Refus de permis de chasse en Islande : une victoire pour les cétacés

Samedi 8 juin 2019

Cette année, plus de 150 rorquals communs seront sauvés du massacre.

Reykjavik, Islande – 8 juin 2019 – Le gouvernement islandais n’a pas délivré de permis de chasse à l’entreprise de pêche Hvalur Hf, évitant ainsi un massacre de 150 rorquals communs. Le ministère de la Pêche islandais a en effet publié les quotas de chasse au mois de février dernier sans pour autant remettre de permis à Hvalur.

En 2018, Sea Shepherd a surveillé étroitement les activités de Hvalur et a pu répertorier la mort d’au moins 146 cétacés, dont deux spécimens rares hybrides rorqual bleu/commun et 21 rorquals en gestation. Au cours de la saison 2018 comme dans les années précédentes, l’entreprise de pêche a enfreint de nombreuses réglementations. Le gouvernement islandais a été averti de chaque infraction observée.

Il a également été informé de la publication d’une nouvelle étude qui révèle que les quotas de chasse islandais reposent sur des évaluations de populations extrêmement surestimées.

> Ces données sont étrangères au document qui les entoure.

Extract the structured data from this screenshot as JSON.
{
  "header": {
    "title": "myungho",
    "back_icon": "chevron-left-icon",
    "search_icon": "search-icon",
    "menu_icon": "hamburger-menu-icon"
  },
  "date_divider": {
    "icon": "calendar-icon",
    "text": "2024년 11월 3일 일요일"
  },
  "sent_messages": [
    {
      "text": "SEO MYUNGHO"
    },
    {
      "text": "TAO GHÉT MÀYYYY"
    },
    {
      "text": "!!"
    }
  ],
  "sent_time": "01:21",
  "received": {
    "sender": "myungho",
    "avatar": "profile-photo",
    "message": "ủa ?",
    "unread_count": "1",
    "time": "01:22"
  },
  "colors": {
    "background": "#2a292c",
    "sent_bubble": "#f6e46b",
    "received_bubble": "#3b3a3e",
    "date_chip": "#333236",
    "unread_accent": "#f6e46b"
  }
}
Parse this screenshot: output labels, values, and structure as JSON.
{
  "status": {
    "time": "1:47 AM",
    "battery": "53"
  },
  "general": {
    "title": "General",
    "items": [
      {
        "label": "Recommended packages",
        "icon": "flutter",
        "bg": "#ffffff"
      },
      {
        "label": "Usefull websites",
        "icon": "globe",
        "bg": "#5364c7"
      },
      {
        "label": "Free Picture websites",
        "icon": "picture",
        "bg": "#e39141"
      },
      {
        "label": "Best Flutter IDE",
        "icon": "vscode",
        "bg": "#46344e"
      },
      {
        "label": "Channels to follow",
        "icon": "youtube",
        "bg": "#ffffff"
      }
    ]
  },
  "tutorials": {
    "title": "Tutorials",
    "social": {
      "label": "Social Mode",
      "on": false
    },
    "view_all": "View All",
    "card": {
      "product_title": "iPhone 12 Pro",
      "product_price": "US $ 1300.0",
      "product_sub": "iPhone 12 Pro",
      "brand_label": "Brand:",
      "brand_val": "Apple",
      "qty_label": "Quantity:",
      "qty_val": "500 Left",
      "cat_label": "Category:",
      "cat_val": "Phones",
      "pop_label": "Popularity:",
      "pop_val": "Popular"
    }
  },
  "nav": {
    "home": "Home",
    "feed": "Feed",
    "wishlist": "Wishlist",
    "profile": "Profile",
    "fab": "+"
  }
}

Lors de la journée mondiale des océans, Paul Watson, capitaine et fondateur de Sea Shepherd, a déclaré à New York : "L’engagement de Sea Shepherd en matière de protection des cétacés est indéfectible. Notre principal objectif est l’éradication totale de cette pratique barbare qu’est la chasse baleinière, peu importe les acteurs ou les motifs."

Photo

Des enquêtes sont en cours sur les infractions de Hvalur Hf en matière de bien-être animal et d’hygiène, entre autres, ainsi que sur le refus de l’entreprise de remettre ses registres de chasse aux autorités de pêche islandaises contrairement aux réglementations en vigueur.

Malheureusement, le gouvernement islandais tarde à examiner et à sanctionner la société Hvalur pour ses transgressions, ce qui pousse des groupes de pression à soumettre une pétition au Althing Ombudsman, un organisme de surveillance des instances islandaises, afin que celui-ci ouvre une enquête sur les manquements administratifs du gouvernement islandais relatifs à l’instauration d’une politique de chasse baleinière adaptée.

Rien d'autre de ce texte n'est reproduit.